ADD: That smug pudgy face of his just screams closet case.

@JNOV: I’m not shy about being the biggest U2 fan around here, but even I knew this would be a dog from the moment I heard that Bono and the Edge were writing the music for this. I didn’t see them as Broadway types and was unaware of them having any interest in or association with comics or American superheros. I think a musical about Bono’s early 90s alter ego McPhisto (a play on McDonald’s and Mephisto) would have been more interesting and something that they could have done right. I’ve seen videos of the ironically titled “The Boy That Fell From the Sky” they wrote for Spiderman and thought was was a second or third rate outtake, like the floor sweepings we get in our fan club cds once a year. (Pay $50 and get a “special edition” cd and access to concert ticket pre-sales. I also did that with Metallica in 2008. Anyway . . . )

I don’t blame the U2 guys for what this show has become. They just wrote some tunes, dashed off in down time on the megatour they’ve been on since June 2009 after a year of writing and recording their last record, most of which I really like. They are not the people who decided to hang actors 30 feet in the air, or who wrote a crappy script for the show.

U2 with Bono as McPhisto, “Daddy’s Gonna Pay for Your Crashed Car”

@JNOV: It sounds like they’re firing her. If you quit you don’t get paid. Or perhaps it has to do with being injured and then allowing her to play. Doctors always tell you to stay home for two weeks but no one ever does.

@redmanlaw: I’ve no idea what they’ve ever written. The producers probably felt it would give the show a star name and help to create anticipation. So far as I understand it the hero is bitten by a spider and is then transformed. Which makes the transformation passive. It happens to the hero through no effort of his own. So what’s the story? Clearly that doesn’t matter in a comic but it does in a dramatic form. You don’t really need to have good music in a musical though it helps. What you need is a compelling story. Sounds like they were trying to create a villain, which would seem to be a good idea. But it still leaves a vacuum at the heart of the piece.

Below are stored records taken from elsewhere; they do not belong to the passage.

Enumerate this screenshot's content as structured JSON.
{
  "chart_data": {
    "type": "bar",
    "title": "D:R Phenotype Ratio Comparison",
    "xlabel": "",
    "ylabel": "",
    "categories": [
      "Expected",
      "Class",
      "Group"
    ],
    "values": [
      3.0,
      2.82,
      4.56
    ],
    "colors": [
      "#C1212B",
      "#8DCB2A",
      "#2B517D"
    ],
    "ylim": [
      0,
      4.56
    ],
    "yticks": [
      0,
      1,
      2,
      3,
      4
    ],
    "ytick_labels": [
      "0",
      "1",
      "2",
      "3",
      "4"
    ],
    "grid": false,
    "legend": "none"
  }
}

I wish I didn’t wish it ill. But it’s very bad news for the theatre. Women on the Verge is the only new musical of the year with something to say for itself and it’s been a disaster. It’s too bad.

@JNOV: she conceived of the character several years ago after having a dream about the transformation of a normal teenage boy into a powerful superhuman.
In other words, after seeing the original Spiderman movie. Lame.

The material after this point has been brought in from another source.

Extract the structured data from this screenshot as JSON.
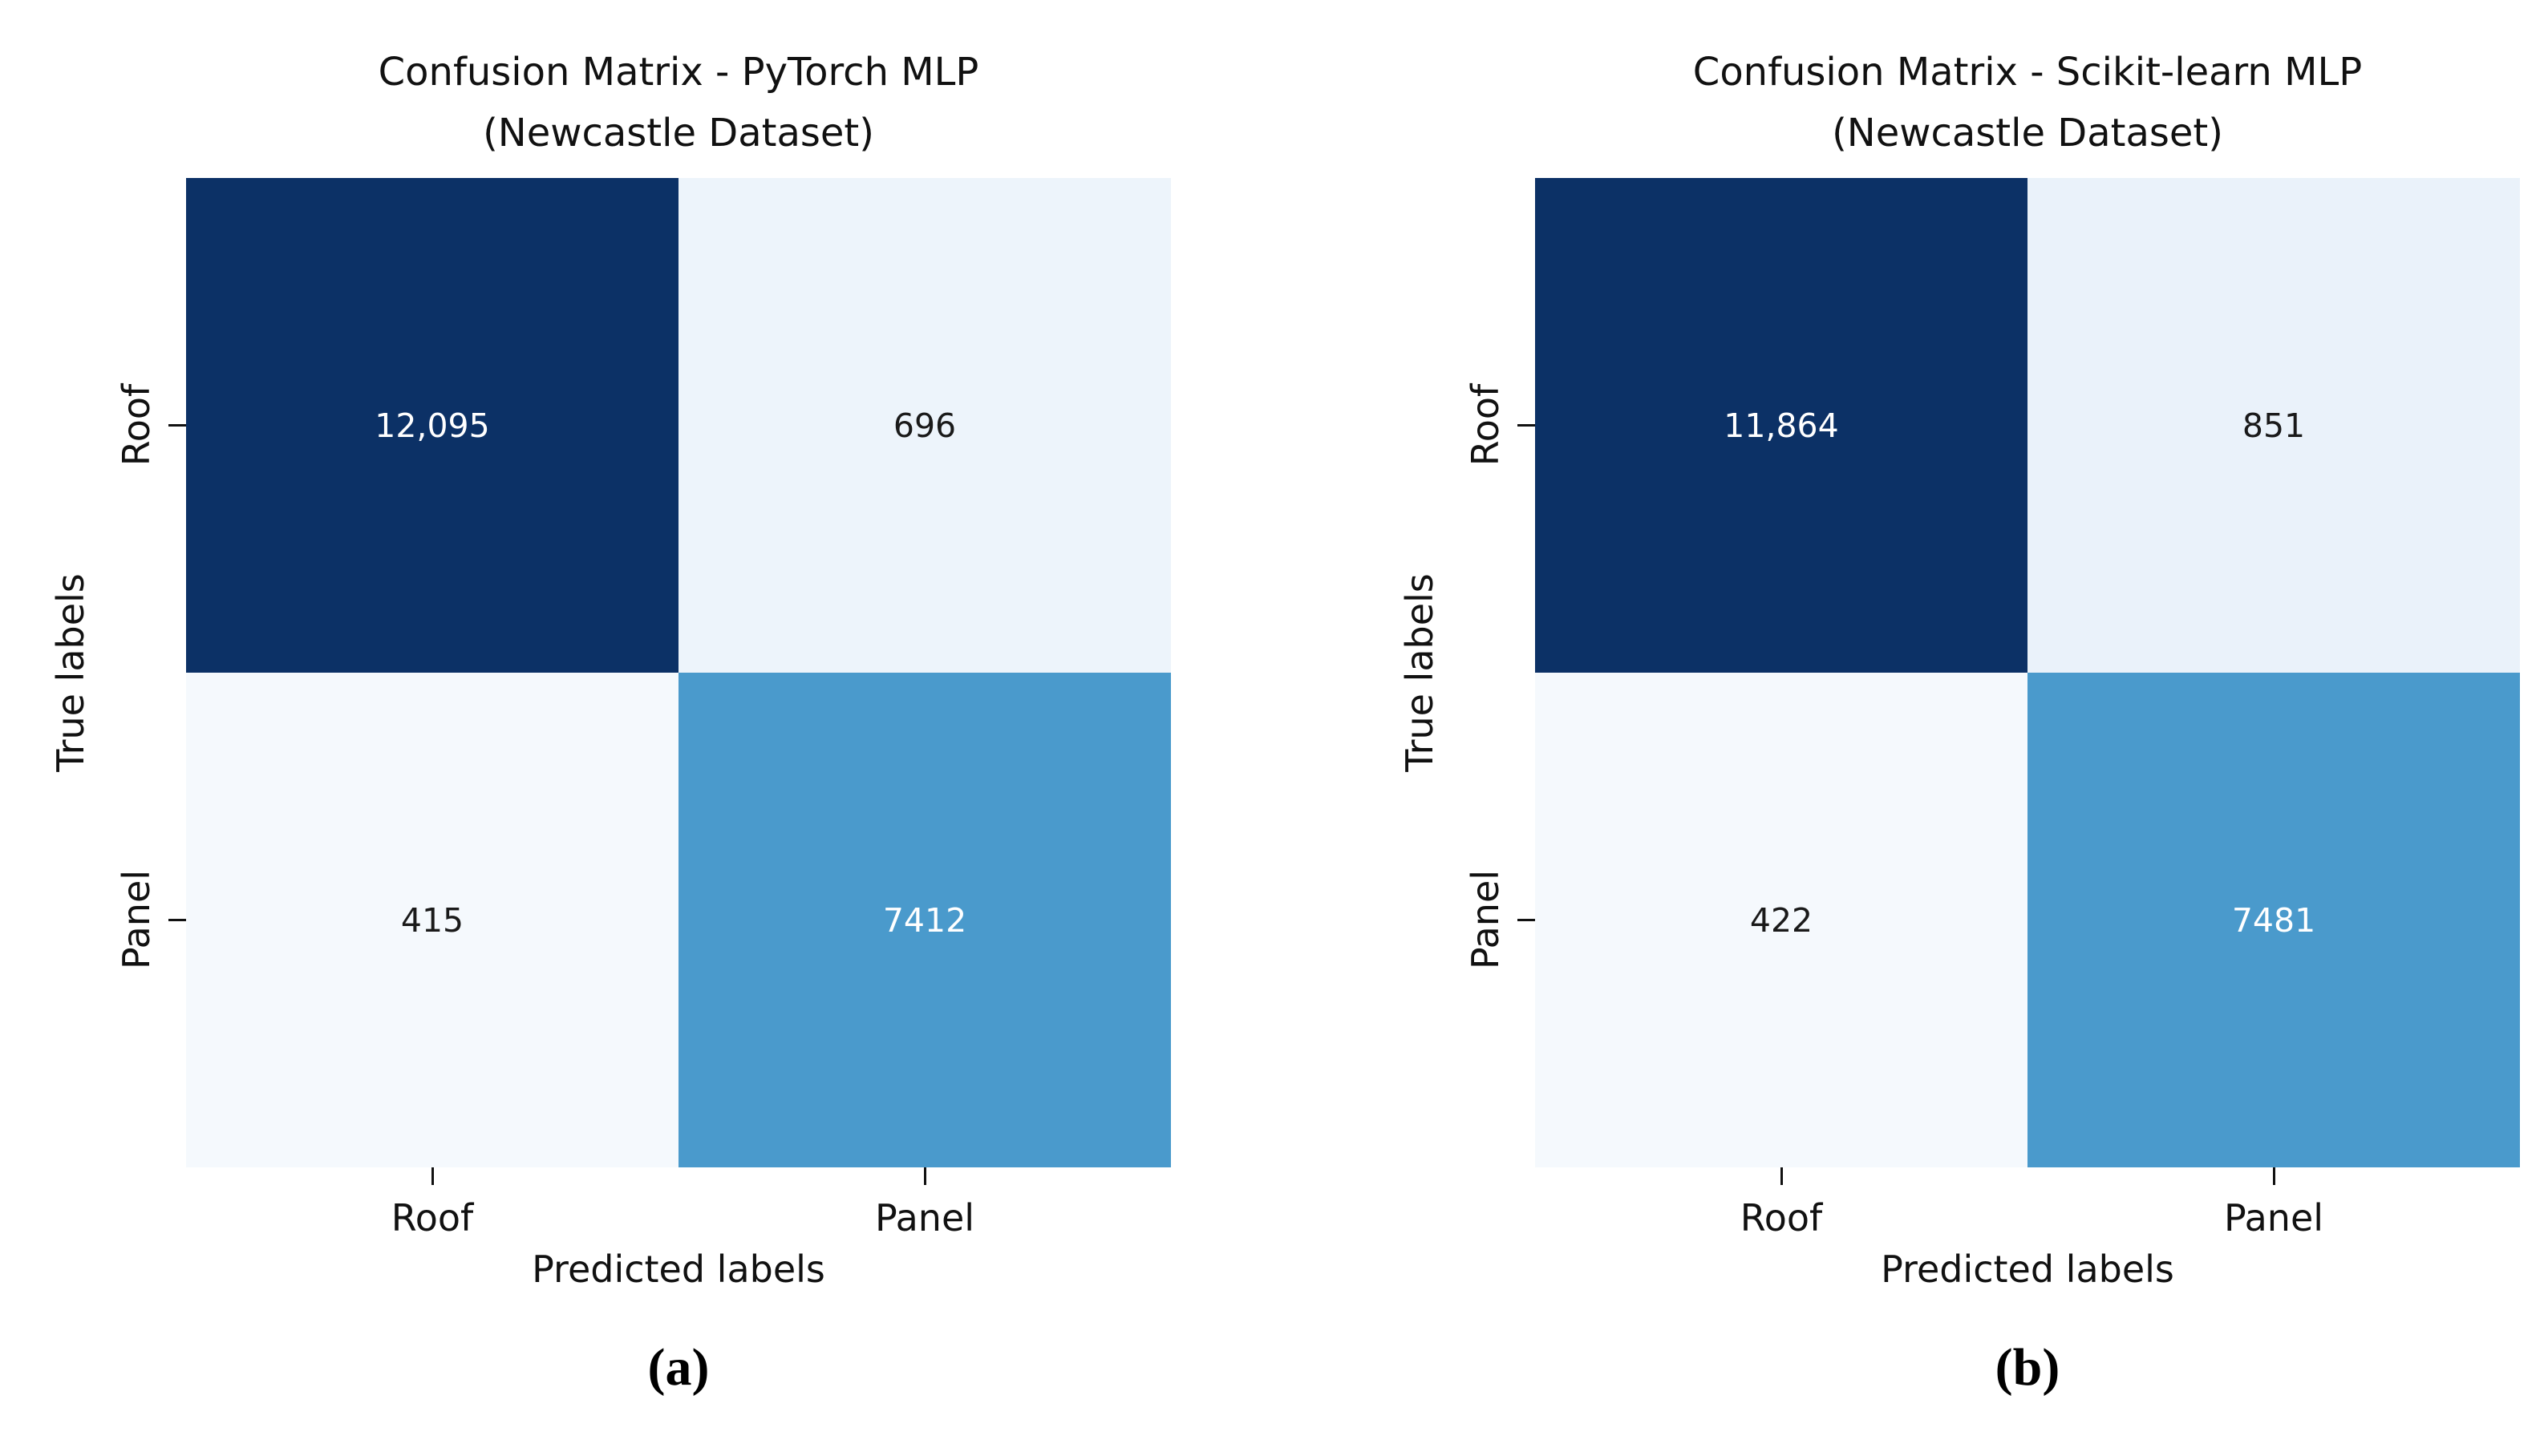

@redmanlaw: I’m not criticizing U2; I’m criticizing Taymore. Like Mistress Cynica pointed out, she’s taking animated and CGI movies and trying to make them theater. She throws in a newish twist and calls it her own. Problem is, live performances don’t tend to have green screens, numerous takes, editing, etc. While I heard that The Lion King costumes were outstanding, they were also damaging the actors’ health.

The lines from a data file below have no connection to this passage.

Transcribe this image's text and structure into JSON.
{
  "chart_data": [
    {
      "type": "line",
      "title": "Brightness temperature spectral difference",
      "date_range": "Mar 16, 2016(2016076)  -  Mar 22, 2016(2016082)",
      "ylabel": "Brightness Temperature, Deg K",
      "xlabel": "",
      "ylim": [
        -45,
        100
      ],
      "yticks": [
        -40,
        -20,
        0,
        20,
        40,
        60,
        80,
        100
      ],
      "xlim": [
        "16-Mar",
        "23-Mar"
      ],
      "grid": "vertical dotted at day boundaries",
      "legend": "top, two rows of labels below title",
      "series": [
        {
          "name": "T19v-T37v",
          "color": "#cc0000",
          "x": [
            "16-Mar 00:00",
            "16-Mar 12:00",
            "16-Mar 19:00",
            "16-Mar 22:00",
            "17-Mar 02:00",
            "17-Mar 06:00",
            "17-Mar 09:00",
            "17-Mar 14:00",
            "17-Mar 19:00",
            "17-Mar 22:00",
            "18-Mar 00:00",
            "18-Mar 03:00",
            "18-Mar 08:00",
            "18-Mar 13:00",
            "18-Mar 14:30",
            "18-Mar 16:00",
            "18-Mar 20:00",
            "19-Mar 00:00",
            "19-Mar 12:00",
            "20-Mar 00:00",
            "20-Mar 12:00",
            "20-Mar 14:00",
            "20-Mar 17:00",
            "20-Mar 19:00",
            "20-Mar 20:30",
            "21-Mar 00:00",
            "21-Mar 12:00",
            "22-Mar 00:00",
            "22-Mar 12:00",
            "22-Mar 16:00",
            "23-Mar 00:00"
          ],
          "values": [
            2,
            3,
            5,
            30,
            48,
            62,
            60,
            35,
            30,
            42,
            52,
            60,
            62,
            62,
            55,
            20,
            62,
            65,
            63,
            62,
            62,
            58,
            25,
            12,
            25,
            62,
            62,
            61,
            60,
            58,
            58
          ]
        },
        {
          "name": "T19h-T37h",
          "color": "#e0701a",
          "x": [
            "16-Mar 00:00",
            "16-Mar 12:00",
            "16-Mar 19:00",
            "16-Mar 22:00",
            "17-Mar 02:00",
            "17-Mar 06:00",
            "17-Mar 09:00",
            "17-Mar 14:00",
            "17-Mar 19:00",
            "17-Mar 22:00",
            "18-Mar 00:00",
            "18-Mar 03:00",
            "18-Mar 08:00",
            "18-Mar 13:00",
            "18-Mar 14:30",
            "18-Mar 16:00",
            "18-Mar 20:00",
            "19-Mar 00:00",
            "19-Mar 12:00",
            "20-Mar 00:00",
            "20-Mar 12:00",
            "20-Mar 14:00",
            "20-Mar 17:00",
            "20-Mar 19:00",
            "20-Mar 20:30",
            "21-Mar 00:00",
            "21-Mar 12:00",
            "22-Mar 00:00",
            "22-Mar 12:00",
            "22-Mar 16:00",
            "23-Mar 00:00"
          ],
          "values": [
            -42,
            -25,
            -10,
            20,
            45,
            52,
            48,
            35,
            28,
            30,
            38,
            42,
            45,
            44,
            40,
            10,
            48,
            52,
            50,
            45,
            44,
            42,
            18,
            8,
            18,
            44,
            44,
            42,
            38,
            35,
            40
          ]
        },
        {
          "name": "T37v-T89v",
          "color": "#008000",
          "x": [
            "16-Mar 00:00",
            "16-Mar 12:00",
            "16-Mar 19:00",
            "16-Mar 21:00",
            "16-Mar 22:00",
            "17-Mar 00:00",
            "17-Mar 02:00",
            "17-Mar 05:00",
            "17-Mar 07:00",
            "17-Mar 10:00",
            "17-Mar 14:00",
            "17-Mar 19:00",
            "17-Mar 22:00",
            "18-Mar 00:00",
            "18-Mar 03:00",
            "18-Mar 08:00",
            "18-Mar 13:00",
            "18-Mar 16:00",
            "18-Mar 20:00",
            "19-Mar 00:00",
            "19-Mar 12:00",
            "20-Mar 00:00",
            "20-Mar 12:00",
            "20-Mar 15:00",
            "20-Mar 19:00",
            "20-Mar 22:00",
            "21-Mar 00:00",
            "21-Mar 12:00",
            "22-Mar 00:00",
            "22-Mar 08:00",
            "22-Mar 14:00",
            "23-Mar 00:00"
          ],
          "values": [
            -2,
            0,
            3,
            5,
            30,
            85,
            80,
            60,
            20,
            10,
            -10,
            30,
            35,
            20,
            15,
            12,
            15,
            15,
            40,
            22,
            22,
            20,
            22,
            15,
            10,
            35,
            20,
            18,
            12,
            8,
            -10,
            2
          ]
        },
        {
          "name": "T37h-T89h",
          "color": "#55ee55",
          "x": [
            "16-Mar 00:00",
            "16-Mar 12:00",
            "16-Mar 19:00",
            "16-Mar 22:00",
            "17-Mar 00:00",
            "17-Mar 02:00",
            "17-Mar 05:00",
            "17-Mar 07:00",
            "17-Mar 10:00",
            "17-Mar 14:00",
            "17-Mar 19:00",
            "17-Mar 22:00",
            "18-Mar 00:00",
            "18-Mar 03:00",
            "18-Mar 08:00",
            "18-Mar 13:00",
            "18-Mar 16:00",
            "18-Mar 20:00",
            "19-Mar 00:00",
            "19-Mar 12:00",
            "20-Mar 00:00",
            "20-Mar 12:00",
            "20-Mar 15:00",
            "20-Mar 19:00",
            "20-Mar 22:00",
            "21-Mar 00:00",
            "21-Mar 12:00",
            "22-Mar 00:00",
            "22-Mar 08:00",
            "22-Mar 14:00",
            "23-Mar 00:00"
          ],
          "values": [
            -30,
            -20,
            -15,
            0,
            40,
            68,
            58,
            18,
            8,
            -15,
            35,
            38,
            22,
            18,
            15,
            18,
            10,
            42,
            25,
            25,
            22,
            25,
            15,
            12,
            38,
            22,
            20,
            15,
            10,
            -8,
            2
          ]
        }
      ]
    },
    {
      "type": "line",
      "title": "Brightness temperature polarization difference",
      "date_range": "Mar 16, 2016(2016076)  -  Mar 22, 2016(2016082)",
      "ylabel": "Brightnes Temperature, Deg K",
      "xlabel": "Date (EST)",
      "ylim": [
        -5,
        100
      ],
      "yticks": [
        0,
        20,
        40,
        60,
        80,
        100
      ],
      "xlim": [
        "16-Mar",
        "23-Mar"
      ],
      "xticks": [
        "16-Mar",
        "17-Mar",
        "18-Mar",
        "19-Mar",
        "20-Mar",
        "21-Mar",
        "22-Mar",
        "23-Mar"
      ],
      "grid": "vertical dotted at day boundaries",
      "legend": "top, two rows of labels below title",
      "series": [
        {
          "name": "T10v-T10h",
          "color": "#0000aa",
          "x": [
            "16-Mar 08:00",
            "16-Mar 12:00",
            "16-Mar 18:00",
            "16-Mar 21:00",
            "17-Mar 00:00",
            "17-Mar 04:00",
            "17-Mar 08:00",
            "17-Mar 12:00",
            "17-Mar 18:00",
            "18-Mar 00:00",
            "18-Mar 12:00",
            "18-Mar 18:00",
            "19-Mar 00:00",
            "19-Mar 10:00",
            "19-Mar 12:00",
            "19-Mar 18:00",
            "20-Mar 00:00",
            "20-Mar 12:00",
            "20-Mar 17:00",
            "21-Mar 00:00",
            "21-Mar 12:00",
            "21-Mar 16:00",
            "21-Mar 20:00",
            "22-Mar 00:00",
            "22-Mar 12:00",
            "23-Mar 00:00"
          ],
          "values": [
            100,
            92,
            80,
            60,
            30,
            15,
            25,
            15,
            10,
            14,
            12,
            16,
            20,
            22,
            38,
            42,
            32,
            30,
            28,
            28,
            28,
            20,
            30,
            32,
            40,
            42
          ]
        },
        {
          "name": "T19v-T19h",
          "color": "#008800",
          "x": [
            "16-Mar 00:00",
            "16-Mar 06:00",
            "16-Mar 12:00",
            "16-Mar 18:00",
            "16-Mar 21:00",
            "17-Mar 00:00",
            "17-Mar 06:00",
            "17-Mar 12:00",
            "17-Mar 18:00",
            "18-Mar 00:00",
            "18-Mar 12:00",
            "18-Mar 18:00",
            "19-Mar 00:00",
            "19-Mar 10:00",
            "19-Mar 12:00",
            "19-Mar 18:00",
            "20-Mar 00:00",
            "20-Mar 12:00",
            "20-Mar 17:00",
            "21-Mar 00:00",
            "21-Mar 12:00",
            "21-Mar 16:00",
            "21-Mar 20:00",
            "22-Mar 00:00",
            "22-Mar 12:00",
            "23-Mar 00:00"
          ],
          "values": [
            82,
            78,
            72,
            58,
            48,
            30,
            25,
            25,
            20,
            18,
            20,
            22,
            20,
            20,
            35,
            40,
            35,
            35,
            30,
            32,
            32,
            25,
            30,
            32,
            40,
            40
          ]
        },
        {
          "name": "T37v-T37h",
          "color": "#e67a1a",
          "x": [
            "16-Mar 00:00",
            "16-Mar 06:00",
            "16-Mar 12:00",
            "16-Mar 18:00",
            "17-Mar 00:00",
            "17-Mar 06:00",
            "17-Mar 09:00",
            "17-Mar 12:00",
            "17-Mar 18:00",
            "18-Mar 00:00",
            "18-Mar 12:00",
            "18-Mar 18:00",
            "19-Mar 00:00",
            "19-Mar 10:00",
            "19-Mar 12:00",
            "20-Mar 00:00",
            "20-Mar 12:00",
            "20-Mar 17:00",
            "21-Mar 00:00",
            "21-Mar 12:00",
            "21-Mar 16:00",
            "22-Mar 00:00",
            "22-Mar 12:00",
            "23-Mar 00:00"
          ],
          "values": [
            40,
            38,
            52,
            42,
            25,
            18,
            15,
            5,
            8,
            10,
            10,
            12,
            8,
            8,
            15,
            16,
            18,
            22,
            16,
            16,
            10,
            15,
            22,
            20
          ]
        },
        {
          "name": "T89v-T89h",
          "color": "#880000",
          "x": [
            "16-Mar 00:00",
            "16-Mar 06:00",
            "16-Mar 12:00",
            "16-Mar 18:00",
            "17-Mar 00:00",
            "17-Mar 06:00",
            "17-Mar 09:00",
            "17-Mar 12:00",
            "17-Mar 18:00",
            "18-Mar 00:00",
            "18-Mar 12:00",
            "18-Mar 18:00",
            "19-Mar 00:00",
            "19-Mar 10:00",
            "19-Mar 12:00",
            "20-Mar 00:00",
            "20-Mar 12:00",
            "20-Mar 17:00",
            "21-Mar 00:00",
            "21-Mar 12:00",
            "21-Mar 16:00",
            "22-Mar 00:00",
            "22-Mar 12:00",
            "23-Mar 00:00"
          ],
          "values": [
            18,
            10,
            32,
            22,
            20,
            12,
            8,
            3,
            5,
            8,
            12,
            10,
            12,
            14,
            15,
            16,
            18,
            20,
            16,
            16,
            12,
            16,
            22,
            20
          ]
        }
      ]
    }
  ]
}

I say make a good musical, and then turn it into a movie. Taymor is working backwards, and she’s trying to dazzle people, but it’s not a movie. It’s also not Cirque du Soleil.

@Benedick: I think she also kinda flipped out. I can’t imagine how painful it would be to be spun upside down with a concussion. That poor guy that fell on the 20th is seriously injured. This thing is all kinds of wrong.